The "ordinary remand rule" is "the proper course" except in rare circumstances. Treicher, 775 F.3d at 1101. I agree with Defendant that remand for additional proceedings is the proper course in this case. First, I do not view the ALJ as having improperly rejected certain testimony. Instead, the ALJ's opinion is ambiguous as to the attendance-related restrictions and omits the limitation on interaction with supervisors. Because the ALJ gave Dr. Freed's opinion great weight, she did not reject it but failed to adequately address all of Dr. Freed's limitations in the RFC. I do not view this as satisfying the first element of the remand test.

Second, even if the ALJ's errors are interpreted to be an improper rejection of Dr. Freed's opinion, the record is not fully developed.
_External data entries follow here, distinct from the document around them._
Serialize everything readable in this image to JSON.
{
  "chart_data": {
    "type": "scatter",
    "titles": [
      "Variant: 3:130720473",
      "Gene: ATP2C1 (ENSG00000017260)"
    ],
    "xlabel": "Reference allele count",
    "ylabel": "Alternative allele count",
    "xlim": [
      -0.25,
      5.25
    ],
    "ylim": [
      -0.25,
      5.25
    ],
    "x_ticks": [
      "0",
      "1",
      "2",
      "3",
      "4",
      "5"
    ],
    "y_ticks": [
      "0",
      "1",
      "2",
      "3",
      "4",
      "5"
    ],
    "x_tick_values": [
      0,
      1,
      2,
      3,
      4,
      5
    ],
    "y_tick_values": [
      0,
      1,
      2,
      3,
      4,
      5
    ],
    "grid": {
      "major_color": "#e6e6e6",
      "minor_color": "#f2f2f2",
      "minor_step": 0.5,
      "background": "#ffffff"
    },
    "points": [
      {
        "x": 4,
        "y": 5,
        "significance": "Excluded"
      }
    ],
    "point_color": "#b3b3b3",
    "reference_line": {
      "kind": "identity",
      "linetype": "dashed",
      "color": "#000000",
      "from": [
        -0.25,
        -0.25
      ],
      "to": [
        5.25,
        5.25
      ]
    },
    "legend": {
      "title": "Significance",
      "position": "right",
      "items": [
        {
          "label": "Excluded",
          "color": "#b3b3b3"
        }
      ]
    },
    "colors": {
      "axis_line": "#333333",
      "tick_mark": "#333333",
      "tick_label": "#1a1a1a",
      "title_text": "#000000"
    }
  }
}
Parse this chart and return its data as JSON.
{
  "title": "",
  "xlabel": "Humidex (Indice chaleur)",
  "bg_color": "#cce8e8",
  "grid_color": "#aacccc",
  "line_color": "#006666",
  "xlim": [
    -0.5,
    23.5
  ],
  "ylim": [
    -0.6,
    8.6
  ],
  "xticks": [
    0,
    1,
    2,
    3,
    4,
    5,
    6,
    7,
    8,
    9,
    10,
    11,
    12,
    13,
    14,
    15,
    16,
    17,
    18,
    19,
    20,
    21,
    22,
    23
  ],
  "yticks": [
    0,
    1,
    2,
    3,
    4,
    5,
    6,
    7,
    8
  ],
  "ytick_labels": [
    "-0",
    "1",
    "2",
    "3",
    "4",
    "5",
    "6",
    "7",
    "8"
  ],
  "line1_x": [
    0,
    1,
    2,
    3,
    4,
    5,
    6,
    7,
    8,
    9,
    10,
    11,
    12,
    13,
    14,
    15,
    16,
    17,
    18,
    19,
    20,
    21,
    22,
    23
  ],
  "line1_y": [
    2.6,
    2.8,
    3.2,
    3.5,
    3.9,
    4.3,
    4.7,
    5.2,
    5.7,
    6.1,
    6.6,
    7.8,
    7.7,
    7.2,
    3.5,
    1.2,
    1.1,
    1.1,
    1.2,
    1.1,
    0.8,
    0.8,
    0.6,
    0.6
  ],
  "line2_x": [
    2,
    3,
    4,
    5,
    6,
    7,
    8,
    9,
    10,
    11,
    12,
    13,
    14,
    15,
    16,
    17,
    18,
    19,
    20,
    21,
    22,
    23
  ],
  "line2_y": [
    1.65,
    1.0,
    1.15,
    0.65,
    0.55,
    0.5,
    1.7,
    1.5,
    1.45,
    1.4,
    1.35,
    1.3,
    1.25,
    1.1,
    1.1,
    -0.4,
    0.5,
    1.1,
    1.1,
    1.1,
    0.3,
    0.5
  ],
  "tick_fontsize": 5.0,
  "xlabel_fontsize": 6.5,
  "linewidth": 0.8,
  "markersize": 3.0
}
Plaintiff cites to the VE's testimony in response to questioning by Plaintiff's counsel that a person who misses sixteen hours of work per month cannot sustain competitive employment. Tr. 59. Plaintiff argues that this rate of absenteeism is consistent with Dr. Freed's assessment that Plaintiff would miss ten-to twenty-percent of a regular workweek. I disagree. Plaintiff's argument presumes that the moderate limitation on Plaintiff's ability to complete a normal workweek as assessed by Dr. Freed is not impacted by the other limitations in the RFC. But, without a discussion of the issue by the ALJ in the first instance, the record regarding the attendance-related limitations is not fully developed. Accordingly, remand for additional proceedings is appropriate.


The Commissioner's decision is reversed and the case is remanded for additional proceedings.